AMD Radeon R9 Fury X 4 GB Review

Performance Summary »

Fan Noise

In past years, gamers would accept everything for a little bit more performance. Nowadays, users are more aware of their graphics card's fan noise and power consumption.

In order to properly test the fan noise a card emits, we use a Bruel & Kjaer 2236 sound-level meter (~$4,000). It has the measurement range and the accuracy we are looking for.

Fan Noise Measurement Setup

The tested graphics card is installed in a system that does not emit any noise on its own, using a passive PSU, passive CPU cooler, passive cooling on the motherboard, and a solid state drive. Noise results of other cards on this page are measurements of the respective reference design.

This setup allows us to eliminate secondary noise sources and test only the video card. To be more compliant with standards like DIN 45635 (we are not claiming to be fully DIN 45635 certified), the measurement is conducted at a distance of 100 cm and 160 cm off the floor. Ambient background noise inside the room was well below 20 dBA for all measurements. Please note that the dBA scale is not linear but logarithmic. 40 dBA is not twice as loud as 20 dBA, as a 6 dBA increase results in double the sound pressure. The human hearing perception is a bit different, and it is generally accepted that a 10 dBA increase doubles the perceived sound level. 3D load noise levels are tested with a stressful game, not with Furmark.
AMD's choice for a watercooling solution definitely pays off in gaming noise levels. Idle fan noise is a bit high, though, which is mostly because of the pump that emits a permanent high-pitched whine that tends to get quite distracting after a while. You do get used to it after quite some time, but you'll hate it every time you turn on your PC, which is when it stands out the most.

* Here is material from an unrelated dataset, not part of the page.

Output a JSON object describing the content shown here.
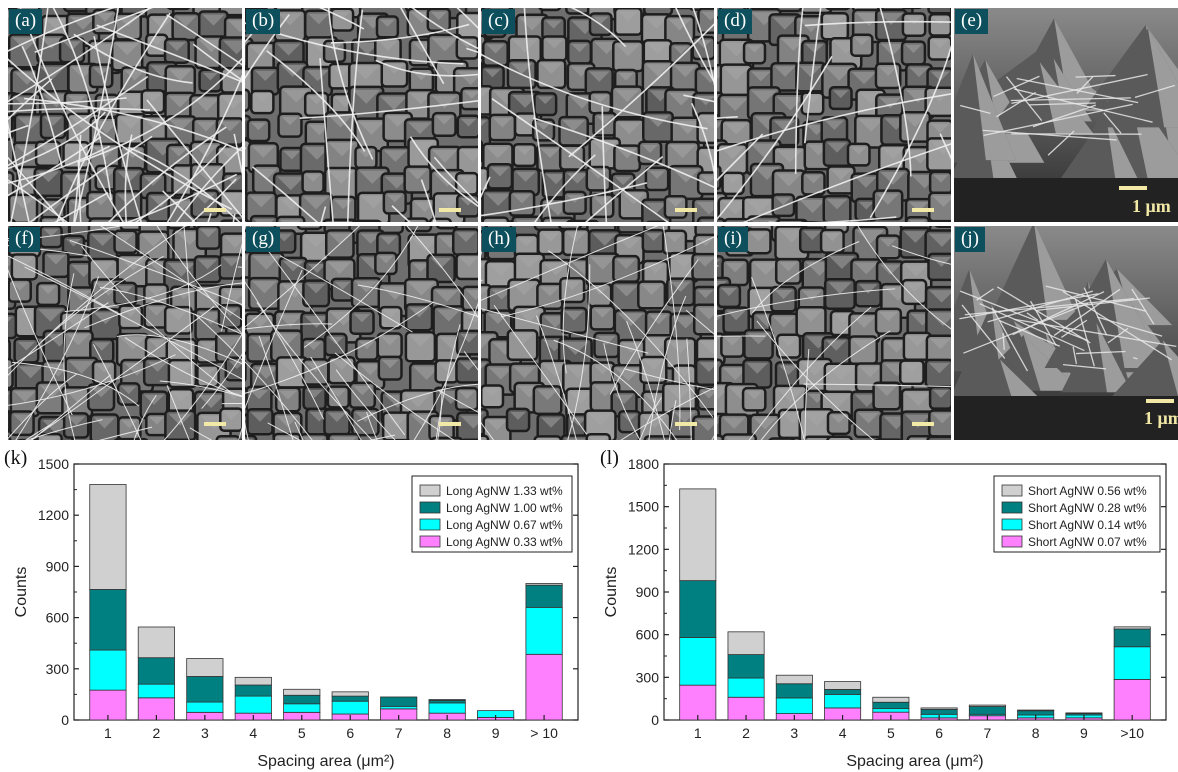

Unlike recent cards from NVIDIA, neither the fan or the pump turn off in idle.

In gaming, noise levels are very good, much lower than competing reference designs from NVIDIA. However, I expect custom GTX 980 Ti variants from MSI and ASUS to reach similar or lower noise levels with a traditional fan.

During gaming, I've noticed some coil noise coming from the card, dependent on the framerate. It's not as bad as with the HD 7990, but isn't unnoticeable either.

The fan is very well-engineered and exceptionally quiet; it actually is quieter than the pump and the coil noise.